A cantar por tangos Que me van aniquilando entra la voz de Queralt Lahoz vestida con diez trajes. La primera voz es grave y velada, la segundo nasal al escalar el registro. La tercera rasga el velo en un quejido y se lleva el aire de la sala en dolientes melismas. Siguen la Estrella, el Poema de la Saeta y Priests de Cohen, y en una noche en que todo se gira, el aleluya sucede al evangelio. Como en aquel abril del 92, al cierre asoma el seminal Omega de Morente. Entonces en forma de premonición; hoy, de homenaje. Tras las debidas presentaciones Leiva entra callando con el pianissimo de una guitarra quebrada, que llega inadvertida y modesta para agarrar al público inopinadamente, como lo hace la brillantez de los maestros. Canta Brenes con el peso de una calidez arrulladora, cuando en un grito se le escapa Morente por la boca al arrancarse el “aleluya” del pecho. Con ese grito el grupo eclosiona en una emotividad que solo flaquea momentáneamente ante la impotencia de la guitarra eléctrica intentando llenar el hueco del coro. Recuperado el vuelo, finalmente todo se apaga y el último “aleluya” se desliza delicado y solo como la última gota del chaparrón.
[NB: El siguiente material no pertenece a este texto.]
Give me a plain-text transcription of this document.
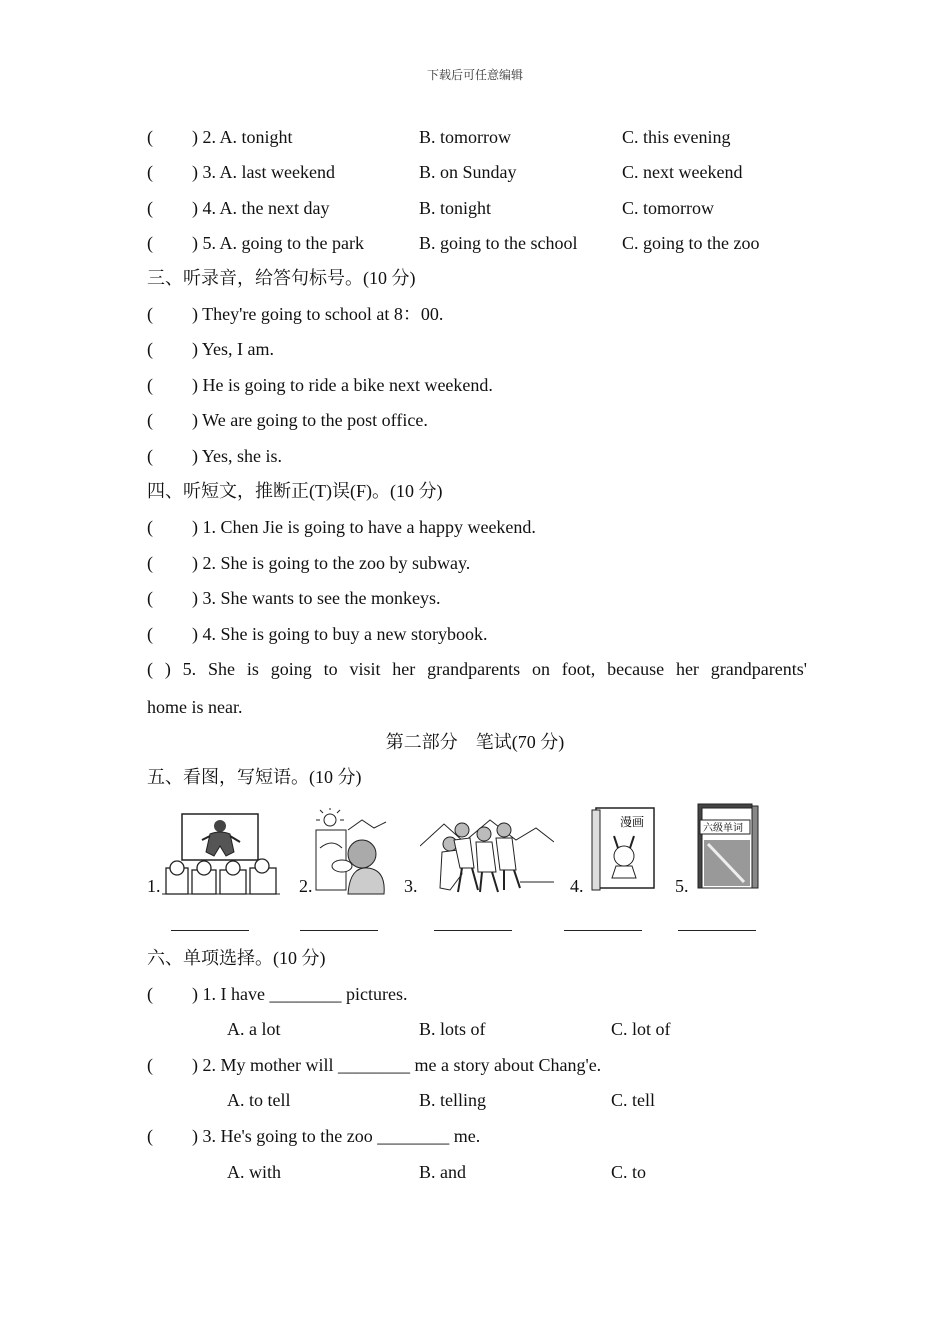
下载后可任意编辑
( ) 2. A. tonight	B. tomorrow	C. this evening
( ) 3. A. last weekend	B. on Sunday	C. next weekend
( ) 4. A. the next day	B. tonight	C. tomorrow
( ) 5. A. going to the park	B. going to the school C. going to the zoo
三、听录音，给答句标号。(10 分)
( ) They're going to school at 8：00.
( ) Yes, I am.
( ) He is going to ride a bike next weekend.
( ) We are going to the post office.
( ) Yes, she is.
四、听短文，推断正(T)误(F)。(10 分)
( ) 1. Chen Jie is going to have a happy weekend.
( ) 2. She is going to the zoo by subway.
( ) 3. She wants to see the monkeys.
( ) 4. She is going to buy a new storybook.
( ) 5. She is going to visit her grandparents on foot, because her grandparents'
home is near.
第二部分　笔试(70 分)
五、看图，写短语。(10 分)
1.	2.	3.	4.
漫画
5.
六级单词
六、单项选择。(10 分)
( ) 1. I have ________ pictures.
A. a lot	B. lots of	C. lot of
( ) 2. My mother will ________ me a story about Chang'e.
A. to tell	B. telling	C. tell
( ) 3. He's going to the zoo ________ me.
A. with	B. and	C. to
Morente & Roach in memoriam es un homenaje de mirada alegre, optimista y agradecida, que rehúsa la gravedad. Quizá menos espontáneo que aquel concierto de la Bienal del 92, más perfeccionado y pautado, pero igualmente enérgico. Como dijo Morente, aquel día en el Maestranza se trató de un encuentro, y esta noche se ha producido un diálogo, nacido en la academia y desde el respeto. Un dulce fruto de la comunión entre el Taller de Mùsics y la Esmuc que esperamos que siente precedente.